The most common system for the compression of video is MPEG. It works like this. The single data stream off the CD-ROM is split into video and audio components, which are then decompressed using separate algorithms.
The video is processed to produce individual frames as follows. Imagine sequence of frames depicting a bouncing ball on a plain background. The very first is called an Intra Frame (I-frame). I-frames are compressed using only information in the picture itself just like conventional bitmap compression techniques like JPEG.
Following I-frames will be one or more predicted frames (P-frames).
The difference between the P-frame and I-frame it is based on is the only data that is stored for this P-frame. For example, in the case of a bouncing ball, the P picture is stored simply as a description of how the position of the ball has changed from the previous I-frame. This takes up a faction of the space that would be used if you stored the P-frame as a picture in its own right.

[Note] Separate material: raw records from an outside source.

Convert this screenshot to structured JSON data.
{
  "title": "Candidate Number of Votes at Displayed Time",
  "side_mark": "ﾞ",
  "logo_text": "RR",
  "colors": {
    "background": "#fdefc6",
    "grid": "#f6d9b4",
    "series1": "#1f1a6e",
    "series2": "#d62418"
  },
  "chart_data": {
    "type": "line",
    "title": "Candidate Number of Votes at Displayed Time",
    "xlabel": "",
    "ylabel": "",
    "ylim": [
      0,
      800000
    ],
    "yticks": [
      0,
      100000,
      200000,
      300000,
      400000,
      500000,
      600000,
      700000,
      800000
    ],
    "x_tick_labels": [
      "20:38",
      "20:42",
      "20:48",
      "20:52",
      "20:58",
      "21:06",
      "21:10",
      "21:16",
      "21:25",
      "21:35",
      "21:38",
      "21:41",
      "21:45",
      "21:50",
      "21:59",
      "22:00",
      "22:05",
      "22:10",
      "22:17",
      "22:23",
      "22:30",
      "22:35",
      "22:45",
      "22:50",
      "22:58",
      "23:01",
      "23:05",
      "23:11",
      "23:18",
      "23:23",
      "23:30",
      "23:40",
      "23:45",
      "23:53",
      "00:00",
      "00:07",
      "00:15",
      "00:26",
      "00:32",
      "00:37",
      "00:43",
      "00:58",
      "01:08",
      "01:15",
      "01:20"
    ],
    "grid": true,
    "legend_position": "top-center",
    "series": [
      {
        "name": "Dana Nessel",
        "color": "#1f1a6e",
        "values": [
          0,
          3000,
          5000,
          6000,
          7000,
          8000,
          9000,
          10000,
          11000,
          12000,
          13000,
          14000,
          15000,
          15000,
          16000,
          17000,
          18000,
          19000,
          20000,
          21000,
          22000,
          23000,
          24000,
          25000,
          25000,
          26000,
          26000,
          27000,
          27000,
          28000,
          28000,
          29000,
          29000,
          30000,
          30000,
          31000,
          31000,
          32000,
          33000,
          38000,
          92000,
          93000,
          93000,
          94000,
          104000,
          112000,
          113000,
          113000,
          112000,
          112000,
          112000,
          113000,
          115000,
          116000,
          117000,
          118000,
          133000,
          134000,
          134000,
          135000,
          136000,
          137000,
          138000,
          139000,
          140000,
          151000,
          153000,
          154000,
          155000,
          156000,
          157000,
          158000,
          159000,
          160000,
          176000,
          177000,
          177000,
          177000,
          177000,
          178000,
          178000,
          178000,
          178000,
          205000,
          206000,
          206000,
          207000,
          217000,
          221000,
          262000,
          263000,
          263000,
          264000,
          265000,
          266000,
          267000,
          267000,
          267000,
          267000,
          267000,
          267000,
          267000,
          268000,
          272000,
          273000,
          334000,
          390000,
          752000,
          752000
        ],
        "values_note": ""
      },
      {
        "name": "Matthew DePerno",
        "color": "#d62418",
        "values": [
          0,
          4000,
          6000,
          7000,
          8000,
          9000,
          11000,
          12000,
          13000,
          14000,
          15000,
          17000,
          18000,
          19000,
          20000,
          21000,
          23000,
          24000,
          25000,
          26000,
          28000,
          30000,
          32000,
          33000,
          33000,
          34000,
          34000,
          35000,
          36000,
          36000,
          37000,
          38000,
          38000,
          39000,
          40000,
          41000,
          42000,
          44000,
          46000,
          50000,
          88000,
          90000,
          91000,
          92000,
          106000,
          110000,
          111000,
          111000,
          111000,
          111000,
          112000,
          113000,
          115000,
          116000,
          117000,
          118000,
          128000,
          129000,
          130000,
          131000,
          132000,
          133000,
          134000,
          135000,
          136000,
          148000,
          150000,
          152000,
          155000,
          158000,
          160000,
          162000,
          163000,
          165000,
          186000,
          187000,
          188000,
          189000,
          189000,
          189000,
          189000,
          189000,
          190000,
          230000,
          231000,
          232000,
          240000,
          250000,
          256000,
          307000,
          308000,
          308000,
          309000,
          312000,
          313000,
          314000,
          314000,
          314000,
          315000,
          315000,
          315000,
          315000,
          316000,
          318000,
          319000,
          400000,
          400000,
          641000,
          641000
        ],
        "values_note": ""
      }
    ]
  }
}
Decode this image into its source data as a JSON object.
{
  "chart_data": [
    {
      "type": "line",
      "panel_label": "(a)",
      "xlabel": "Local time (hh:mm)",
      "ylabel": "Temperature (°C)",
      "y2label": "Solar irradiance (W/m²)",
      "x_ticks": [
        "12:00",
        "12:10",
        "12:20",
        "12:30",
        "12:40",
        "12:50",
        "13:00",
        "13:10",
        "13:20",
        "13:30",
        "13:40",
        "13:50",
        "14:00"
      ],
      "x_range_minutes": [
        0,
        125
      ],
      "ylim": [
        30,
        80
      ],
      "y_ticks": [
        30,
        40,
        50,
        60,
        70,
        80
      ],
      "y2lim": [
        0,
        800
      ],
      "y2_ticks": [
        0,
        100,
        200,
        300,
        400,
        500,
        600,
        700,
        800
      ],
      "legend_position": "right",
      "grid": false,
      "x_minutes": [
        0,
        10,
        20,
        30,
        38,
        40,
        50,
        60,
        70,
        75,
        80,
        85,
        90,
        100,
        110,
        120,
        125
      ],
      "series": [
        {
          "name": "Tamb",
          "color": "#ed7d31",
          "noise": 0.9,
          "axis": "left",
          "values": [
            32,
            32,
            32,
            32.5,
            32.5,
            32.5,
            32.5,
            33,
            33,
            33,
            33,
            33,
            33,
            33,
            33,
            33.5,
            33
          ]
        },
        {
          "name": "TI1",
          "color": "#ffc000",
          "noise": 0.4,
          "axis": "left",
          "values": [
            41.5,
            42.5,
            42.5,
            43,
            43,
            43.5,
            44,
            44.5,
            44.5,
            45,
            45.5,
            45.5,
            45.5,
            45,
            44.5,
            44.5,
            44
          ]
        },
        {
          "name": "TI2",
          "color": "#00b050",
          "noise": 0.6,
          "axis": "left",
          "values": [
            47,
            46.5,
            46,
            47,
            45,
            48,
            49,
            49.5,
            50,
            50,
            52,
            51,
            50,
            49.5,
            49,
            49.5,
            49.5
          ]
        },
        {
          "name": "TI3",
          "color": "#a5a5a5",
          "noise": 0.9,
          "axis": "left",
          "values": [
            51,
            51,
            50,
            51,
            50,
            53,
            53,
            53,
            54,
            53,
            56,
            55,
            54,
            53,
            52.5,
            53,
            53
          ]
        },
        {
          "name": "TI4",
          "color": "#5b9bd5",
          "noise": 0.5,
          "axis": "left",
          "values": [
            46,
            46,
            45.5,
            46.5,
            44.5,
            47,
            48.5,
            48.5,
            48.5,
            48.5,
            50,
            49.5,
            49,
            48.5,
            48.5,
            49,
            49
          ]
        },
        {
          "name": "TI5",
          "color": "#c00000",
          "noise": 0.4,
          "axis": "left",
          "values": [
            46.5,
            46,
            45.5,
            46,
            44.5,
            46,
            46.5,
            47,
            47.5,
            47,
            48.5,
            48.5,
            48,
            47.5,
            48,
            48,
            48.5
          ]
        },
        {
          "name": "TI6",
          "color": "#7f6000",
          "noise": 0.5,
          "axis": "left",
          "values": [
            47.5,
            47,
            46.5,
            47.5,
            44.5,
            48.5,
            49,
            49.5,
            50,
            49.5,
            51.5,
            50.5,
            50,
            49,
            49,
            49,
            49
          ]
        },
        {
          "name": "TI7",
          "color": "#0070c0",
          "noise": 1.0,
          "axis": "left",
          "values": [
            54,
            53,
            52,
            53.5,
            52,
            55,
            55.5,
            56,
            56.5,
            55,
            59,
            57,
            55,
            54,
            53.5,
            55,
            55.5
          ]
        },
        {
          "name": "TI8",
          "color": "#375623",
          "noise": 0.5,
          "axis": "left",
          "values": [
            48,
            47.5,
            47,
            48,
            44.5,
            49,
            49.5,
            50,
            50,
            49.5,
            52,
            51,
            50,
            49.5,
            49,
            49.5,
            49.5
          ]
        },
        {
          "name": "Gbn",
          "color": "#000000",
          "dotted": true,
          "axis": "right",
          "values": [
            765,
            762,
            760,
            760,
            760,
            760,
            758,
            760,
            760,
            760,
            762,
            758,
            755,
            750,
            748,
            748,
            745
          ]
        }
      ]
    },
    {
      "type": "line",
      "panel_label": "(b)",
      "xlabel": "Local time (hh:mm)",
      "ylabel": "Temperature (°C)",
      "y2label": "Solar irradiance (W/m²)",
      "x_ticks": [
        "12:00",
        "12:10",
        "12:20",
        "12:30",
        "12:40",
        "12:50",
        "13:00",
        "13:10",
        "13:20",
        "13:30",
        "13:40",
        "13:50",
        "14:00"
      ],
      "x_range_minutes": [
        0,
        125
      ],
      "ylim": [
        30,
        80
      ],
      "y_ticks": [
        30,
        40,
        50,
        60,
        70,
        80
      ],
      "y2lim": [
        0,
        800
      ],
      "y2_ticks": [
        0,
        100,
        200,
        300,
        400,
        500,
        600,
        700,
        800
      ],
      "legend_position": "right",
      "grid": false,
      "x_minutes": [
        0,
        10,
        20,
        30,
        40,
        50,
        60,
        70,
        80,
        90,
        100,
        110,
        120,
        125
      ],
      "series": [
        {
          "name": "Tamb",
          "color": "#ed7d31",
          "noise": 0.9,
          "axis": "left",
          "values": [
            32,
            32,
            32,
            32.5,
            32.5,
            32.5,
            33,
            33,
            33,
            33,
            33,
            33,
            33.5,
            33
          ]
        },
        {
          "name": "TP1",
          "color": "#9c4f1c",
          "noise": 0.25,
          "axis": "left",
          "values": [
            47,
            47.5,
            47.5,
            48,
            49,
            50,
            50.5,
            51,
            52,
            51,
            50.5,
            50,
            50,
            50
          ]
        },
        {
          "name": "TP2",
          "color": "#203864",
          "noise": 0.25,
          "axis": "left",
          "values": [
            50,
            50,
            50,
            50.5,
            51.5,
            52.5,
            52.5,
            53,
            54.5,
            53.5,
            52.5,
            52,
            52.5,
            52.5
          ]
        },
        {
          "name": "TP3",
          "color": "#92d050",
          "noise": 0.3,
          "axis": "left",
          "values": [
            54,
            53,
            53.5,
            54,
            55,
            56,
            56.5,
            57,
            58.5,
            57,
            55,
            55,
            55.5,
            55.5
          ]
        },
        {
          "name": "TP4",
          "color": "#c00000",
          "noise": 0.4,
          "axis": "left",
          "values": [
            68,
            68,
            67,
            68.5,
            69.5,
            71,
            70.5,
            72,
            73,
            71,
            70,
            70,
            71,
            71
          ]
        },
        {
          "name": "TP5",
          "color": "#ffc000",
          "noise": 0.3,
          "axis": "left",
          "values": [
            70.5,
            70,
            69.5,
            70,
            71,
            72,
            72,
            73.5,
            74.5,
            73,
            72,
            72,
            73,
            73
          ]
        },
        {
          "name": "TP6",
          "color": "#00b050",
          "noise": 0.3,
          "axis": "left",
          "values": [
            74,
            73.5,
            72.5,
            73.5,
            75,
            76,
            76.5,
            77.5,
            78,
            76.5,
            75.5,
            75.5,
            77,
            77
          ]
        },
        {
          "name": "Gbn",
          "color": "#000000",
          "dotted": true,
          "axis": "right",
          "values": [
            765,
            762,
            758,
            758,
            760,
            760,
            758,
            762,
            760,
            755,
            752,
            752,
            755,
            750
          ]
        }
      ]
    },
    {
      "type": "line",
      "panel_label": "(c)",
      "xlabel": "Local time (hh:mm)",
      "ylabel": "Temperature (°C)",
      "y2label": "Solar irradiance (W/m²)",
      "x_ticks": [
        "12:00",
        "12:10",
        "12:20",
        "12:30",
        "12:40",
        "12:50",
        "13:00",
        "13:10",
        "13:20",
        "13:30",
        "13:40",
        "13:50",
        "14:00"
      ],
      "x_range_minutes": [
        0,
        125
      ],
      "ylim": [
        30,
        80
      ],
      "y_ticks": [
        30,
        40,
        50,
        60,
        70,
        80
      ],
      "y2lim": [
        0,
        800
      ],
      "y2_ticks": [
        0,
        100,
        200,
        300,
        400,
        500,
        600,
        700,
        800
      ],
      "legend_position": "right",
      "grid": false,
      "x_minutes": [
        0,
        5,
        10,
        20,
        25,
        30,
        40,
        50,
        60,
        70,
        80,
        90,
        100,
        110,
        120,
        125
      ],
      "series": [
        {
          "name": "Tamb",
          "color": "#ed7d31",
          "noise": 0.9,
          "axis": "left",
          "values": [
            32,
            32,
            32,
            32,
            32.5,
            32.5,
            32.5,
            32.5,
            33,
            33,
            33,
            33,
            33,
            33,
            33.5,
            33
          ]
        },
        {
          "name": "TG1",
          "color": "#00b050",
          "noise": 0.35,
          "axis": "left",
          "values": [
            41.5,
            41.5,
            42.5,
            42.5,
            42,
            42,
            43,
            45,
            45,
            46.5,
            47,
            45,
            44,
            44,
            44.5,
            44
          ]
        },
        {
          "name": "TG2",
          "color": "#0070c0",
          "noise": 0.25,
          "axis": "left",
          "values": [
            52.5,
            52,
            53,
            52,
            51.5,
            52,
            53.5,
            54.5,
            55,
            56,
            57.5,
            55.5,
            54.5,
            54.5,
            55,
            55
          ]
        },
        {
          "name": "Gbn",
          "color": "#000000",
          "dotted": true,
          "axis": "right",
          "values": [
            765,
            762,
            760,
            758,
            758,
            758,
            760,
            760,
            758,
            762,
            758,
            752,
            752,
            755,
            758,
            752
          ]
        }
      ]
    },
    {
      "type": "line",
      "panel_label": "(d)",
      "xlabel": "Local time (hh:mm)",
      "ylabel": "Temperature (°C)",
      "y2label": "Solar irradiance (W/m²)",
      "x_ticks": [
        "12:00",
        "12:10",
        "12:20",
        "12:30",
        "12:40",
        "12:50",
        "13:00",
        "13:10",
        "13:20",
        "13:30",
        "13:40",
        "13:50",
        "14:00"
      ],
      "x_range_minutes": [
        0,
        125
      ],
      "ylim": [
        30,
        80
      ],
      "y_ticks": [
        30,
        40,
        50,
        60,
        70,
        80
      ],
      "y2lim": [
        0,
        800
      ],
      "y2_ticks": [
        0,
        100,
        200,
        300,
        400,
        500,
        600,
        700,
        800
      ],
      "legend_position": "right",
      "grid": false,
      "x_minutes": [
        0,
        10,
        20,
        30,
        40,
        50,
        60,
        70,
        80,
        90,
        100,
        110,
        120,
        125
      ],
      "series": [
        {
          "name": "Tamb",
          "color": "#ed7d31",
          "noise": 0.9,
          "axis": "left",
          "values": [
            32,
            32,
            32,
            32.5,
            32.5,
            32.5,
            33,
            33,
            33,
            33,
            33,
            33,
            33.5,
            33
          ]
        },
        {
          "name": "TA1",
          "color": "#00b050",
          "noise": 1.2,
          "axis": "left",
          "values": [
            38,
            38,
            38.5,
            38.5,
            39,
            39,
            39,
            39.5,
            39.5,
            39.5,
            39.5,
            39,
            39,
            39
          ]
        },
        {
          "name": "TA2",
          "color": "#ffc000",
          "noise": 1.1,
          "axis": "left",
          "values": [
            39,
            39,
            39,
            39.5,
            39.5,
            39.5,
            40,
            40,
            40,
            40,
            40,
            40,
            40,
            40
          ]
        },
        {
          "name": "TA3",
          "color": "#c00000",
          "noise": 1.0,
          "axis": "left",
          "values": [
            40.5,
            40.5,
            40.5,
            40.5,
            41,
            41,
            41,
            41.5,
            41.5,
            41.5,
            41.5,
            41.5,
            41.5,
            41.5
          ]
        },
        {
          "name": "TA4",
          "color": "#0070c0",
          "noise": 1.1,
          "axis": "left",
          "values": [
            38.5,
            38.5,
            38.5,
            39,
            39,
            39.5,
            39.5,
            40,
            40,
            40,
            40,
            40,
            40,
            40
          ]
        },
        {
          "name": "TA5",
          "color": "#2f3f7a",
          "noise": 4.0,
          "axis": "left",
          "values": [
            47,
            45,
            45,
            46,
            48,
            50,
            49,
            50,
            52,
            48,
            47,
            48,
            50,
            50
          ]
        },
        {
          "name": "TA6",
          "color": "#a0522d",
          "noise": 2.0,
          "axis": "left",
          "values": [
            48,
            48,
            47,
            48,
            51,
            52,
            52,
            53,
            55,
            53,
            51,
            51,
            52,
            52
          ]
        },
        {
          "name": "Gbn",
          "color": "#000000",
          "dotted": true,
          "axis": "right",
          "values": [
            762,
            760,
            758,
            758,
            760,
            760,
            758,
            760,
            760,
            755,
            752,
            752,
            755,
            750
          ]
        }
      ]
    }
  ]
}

Shape or color changes are also stored in the P-frame. The next P-frame may also be based on this P-frame and so on. Storing differences between the frames gives the massive reduction in the amount of information needed to reproduce the sequence. Only a few P-frames are allowed before a new I-frame is introduced into the sequence as anew reference point, since a small margin of error creeps in with each P-frame.
Between I and P-frames are bi-directional frames(B-frames), based on the nearest I or P-frames both before and after them. In our bouncing ball example, in a B-frame the picture is stored as the difference between the previous I or P-frame and the B-frame and as the difference between the B-frame and the following I or P-frame. To recreate the B-frame when playing back the sequence, the MPEG algorithm uses a combination of two references. There may be a number of B-frames between I or P-frames. No other frame is ever based on a B-frame so they don’t propagate errors like P-frames.
Typically , you will have two or three Bs between Is or Ps, and perhaps three to five P-frames between Is.